Avec l'abondance des contenus psycho sur TikTok et Instagram, de nombreux patients s'autodiagnostiquent TDAH, borderline, dépressifs... À l'occasion d'une conférence sur l'impact d'une société connectée sur la santé mentale organisée par Vivalia, la psychiatre Ksenija Udovenko prend le contre-pied et défend l'apport des réseaux sociaux pour la psychiatrie.
Le journal du Médecin: On entend souvent des critiques négatives adressées aux réseaux sociaux. Les psychiatres se plaignent que TikTok pourrit leurs consultations. Vous n'êtes pas d'accord?
Dr Ksenija Udovenko: Si, en partie.
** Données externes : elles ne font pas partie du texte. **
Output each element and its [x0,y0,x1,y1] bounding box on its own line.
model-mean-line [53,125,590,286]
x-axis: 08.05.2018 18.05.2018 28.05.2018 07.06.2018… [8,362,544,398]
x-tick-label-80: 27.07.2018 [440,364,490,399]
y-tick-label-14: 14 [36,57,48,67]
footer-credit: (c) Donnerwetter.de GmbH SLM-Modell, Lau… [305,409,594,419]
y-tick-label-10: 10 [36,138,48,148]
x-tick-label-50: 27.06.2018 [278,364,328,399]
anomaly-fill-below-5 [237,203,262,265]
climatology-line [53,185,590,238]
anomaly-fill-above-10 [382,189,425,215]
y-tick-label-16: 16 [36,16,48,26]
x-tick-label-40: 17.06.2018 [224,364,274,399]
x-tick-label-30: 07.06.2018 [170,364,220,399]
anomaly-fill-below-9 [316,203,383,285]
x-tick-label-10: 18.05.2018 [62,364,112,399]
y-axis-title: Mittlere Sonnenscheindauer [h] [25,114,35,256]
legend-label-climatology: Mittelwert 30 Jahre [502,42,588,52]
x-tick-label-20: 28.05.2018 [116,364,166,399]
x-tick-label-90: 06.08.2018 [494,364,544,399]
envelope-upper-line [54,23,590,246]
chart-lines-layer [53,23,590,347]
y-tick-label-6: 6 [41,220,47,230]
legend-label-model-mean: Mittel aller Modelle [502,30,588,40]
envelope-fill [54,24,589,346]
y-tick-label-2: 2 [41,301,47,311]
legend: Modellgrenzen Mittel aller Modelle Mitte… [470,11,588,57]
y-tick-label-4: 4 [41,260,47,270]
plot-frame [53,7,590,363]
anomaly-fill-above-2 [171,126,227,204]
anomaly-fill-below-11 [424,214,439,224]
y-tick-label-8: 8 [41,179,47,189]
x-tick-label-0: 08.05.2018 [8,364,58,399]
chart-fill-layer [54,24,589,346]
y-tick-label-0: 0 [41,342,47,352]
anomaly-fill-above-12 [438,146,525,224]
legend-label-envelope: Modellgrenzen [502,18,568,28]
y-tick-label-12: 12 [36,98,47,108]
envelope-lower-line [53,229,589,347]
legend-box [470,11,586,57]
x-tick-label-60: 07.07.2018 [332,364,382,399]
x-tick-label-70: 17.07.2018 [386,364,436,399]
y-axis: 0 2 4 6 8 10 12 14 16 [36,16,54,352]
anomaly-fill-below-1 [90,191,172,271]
Bien sûr qu'il y a un impact négatif. Le patient ne sait pas trier l'information. Il se perd dans toutes les infos contradictoires. Quand un patient se présente en consultation avec plein de diagnostics dans sa tête, il est paniqué. C'est renforcé par les longs délais nécessaires avant d'obtenir une consultation. Nous, psychiatres, on passe du temps à déconstruire tout ça.
À vous entendre, cela n'apporte pourtant pas que du négatif...
Dans ma pratique, j'observe que les ados ont souvent raison. Ils ont souvent trouvé le diagnostic avant les professionnels qui les ont déjà vus, en ayant suivi les comptes des neuropsychologues, des médecins, des collègues. Il y a des sources fiables sur TikTok! Alors, on vérifie ensemble les symptômes et, parfois, ça correspond.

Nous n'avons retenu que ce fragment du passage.